We took a cab and walked straight through the lobby to the pool area. Coming from the type of environments that we have become accustomed to, the Ritz Carlton was like an oasis, a beacon of luxury. Since we were already in our swimming suits (in preparation for the tour), we blended in as best we could. Jeff brazenly grabbed a towel and an ice water infused with orange, and we did our best to walk nonchalantly toward some empty chairs. We set up shop and lay out by the pool for the rest of the afternoon until it was time to leave for our tour.
A bioluminescent bay is exactly what it sounds like—a bay that glows in the dark naturally. This phenomenon occurs due to the microorganisms in the water. With movement or upon being touched, the water lights up, becoming a neon blue-white.
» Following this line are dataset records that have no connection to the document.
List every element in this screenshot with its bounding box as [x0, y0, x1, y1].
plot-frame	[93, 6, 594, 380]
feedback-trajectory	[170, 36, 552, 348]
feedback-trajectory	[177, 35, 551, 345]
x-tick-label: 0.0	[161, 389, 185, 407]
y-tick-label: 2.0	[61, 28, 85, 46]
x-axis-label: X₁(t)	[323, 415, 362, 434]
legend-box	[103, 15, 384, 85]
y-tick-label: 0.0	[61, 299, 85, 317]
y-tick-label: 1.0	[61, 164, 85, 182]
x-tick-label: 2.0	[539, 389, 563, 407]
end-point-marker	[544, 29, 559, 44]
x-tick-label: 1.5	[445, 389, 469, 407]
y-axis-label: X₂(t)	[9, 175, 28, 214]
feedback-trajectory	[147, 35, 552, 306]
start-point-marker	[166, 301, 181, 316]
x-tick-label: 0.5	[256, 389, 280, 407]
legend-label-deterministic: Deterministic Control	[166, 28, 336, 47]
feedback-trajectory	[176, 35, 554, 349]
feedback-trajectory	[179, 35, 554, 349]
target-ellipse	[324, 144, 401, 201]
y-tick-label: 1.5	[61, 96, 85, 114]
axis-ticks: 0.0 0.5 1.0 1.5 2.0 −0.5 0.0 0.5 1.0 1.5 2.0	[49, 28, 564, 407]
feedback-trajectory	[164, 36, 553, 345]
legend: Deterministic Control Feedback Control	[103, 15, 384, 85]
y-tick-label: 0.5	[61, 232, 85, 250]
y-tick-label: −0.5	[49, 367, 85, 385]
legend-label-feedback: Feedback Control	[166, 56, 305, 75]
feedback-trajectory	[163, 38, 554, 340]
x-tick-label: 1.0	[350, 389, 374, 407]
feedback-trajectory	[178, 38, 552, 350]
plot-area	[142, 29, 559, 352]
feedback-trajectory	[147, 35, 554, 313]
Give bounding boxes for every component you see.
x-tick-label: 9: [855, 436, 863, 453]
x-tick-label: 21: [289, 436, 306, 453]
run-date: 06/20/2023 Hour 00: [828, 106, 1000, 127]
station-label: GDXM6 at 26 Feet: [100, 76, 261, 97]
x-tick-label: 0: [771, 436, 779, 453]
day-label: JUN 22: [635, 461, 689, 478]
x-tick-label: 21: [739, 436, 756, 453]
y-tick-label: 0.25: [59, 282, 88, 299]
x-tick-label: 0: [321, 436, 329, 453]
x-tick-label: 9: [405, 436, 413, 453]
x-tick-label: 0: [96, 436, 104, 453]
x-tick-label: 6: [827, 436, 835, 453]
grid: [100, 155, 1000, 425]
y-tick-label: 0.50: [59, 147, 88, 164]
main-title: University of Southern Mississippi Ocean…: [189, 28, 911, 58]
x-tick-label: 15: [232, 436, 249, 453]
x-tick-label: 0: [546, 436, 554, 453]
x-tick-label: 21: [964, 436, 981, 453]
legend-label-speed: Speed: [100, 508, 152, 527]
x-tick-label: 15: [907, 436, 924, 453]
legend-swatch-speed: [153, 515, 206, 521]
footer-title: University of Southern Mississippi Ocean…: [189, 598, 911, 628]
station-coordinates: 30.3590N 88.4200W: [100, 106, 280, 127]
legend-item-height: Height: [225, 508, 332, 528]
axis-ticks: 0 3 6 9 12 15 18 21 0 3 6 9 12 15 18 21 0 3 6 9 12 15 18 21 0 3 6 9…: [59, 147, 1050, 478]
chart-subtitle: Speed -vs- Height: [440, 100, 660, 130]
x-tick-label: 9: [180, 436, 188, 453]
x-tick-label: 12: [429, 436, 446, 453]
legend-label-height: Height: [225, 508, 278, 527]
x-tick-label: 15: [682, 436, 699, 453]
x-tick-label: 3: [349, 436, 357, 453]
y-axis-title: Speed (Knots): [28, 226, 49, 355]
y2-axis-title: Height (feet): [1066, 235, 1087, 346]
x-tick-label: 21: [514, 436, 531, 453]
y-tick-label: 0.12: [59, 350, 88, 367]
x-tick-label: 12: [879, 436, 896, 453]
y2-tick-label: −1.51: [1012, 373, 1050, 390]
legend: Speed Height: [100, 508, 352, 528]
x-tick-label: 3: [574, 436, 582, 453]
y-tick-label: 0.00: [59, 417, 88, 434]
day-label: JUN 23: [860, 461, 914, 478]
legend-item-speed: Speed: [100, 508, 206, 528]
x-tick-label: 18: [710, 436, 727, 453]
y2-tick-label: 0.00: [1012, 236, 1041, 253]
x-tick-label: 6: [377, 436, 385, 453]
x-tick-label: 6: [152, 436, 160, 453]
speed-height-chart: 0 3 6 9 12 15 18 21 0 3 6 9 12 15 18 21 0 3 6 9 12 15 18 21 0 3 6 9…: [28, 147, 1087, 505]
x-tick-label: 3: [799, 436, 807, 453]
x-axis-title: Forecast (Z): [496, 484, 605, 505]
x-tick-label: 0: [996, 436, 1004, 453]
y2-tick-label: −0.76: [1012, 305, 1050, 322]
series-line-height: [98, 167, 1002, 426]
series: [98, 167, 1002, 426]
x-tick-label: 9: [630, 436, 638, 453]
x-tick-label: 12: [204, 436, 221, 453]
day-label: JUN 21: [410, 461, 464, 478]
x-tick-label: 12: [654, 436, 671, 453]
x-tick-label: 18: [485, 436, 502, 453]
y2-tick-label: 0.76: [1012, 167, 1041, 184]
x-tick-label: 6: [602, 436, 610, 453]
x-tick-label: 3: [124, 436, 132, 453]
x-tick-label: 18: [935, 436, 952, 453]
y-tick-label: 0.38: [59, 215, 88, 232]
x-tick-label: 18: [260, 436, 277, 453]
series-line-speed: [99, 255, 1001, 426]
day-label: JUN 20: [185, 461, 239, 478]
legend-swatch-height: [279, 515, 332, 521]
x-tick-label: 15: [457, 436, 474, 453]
This only occurs in two places in the world. I wish we could have taken pictures because it was an unbelievable experience, one that I can not do justice to with my writing. The sight of the water illuminating in the dark was awesome. Fish jumped out of the water, creating shooting comets. With each stroke of our oars a bright fluorescent light would shine for as long as the movement continued simultaneously highlighting both our path and showing us where we had just come from. I scooped up handfuls of water and watched as a tail of electric blue followed and I tossed brilliant blue droplets back into the bay.
I feel justified in blaming our kayaking abilities (or lack thereof) on the fact that we were so in awe of the bioluminescence all around us. We ran into some communication difficulties, leading our kayak in a zigzag, running into trees and the riverbank, and eventually needing to be towed out by one of the guides. Just as we began to get the hang of things and build confidence in our ability to maneuver our kayak, the tour came to an end. By then, our clothes were wet, we smelled like lagoon water, and my arms felt like they were about to fall off. Still, the experience itself was well worth it.